Intel spat adds to Israeli concerns about Trump visit


Associated Press

JERUSALEM

When Donald Trump was elected president, Israeli nationalists rejoiced that a reputed strong ally would be moving into the White House. But as Trump prepares to visit the region this weekend, apprehension reigns instead.

A diplomatic blowup over the status of Jerusalem, followed by revelations Trump had shared highly classified Israeli intelligence with Russia, has reinforced the president’s image as dangerously unpredictable.

With Trump backing away from his earlier support for hard-line Israeli positions and talking about a peace deal with the Palestinians, Israeli officials say they have no idea what ideas he may bring or concessions he may demand.

“I get the sense that there are certain questions indeed,” said Michael Oren, a deputy government minister involved in visit preparations, addressing the question of jitters on the Palestinian issue.

“What is not a question [is] that they are serious and ... they want to see progress soon,” said Oren, a former Israeli ambassador to Washington. “I hope we can move without any pressure.”

Israel was in an uproar Wednesday after U.S. officials confirmed Trump shared highly classified intelligence about the Islamic State group with senior Russian officials visiting the White House.

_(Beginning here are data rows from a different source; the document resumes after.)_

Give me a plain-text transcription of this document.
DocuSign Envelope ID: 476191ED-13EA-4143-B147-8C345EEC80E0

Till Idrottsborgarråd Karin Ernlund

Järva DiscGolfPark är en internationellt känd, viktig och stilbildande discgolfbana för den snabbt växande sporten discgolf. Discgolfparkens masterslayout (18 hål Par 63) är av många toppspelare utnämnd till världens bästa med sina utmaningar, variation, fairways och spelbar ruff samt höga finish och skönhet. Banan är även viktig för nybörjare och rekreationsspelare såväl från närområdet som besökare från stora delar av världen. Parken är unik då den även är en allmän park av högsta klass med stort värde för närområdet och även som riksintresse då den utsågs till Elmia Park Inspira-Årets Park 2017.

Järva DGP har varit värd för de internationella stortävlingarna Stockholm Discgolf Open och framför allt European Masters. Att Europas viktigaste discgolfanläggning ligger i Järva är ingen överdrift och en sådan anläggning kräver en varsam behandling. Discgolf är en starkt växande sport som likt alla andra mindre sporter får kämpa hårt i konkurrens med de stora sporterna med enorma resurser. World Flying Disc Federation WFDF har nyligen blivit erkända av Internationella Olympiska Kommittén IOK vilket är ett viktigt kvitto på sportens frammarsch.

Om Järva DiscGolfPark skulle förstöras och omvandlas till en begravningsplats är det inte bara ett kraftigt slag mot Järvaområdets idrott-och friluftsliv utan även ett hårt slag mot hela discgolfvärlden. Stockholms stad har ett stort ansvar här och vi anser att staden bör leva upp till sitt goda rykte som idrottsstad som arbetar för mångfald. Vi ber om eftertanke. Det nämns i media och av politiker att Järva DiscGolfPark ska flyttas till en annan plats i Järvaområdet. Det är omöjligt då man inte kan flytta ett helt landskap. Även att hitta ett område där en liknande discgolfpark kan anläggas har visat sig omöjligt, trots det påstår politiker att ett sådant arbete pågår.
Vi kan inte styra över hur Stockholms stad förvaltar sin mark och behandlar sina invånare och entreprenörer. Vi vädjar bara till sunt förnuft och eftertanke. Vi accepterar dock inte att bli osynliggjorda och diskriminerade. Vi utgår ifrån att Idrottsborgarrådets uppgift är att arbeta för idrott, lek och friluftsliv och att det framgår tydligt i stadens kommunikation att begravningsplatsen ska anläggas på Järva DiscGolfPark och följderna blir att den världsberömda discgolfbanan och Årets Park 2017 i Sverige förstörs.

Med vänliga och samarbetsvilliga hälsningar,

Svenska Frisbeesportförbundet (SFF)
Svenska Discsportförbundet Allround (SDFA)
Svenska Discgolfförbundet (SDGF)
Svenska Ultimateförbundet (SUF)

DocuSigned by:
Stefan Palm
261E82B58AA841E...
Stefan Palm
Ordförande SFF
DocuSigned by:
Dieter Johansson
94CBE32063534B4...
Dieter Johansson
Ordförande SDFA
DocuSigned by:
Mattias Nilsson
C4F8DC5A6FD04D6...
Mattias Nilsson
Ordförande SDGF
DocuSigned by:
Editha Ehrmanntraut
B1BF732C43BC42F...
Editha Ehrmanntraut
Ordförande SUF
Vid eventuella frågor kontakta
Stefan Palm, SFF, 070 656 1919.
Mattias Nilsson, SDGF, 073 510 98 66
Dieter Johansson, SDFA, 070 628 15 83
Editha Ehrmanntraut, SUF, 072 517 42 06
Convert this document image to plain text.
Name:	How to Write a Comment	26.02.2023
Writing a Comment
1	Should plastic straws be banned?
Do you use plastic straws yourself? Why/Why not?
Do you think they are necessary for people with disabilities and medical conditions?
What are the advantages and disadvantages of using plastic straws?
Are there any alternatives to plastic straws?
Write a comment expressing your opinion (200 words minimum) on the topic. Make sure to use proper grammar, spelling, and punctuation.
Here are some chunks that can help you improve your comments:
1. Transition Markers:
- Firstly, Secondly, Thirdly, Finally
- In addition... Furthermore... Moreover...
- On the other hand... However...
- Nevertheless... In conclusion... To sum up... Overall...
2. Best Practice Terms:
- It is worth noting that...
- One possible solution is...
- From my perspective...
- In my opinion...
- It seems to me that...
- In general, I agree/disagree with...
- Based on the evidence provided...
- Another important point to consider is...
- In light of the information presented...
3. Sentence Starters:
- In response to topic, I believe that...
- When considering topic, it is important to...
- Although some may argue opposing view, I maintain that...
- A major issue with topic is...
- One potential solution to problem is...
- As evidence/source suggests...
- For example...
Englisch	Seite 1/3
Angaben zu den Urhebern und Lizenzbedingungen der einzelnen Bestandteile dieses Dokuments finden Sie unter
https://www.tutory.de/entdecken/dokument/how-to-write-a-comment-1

A U.S. official said the information, about an IS threat related to the use of laptops on aircraft, came from Israel, and there were concerns that a valuable Israeli asset could be in danger.

Trump appears to have spoken without Israel’s consent, which would mark a severe violation of their intelligence-sharing agreement. In addition, Russia maintains close ties with Iran and Syria, Israel’s bitter enemies.

Israeli officials did not confirm that they were the source of the information, and leaders played down the issue, perhaps wary of additional trouble ahead of Trump’s arrival in the Mideast.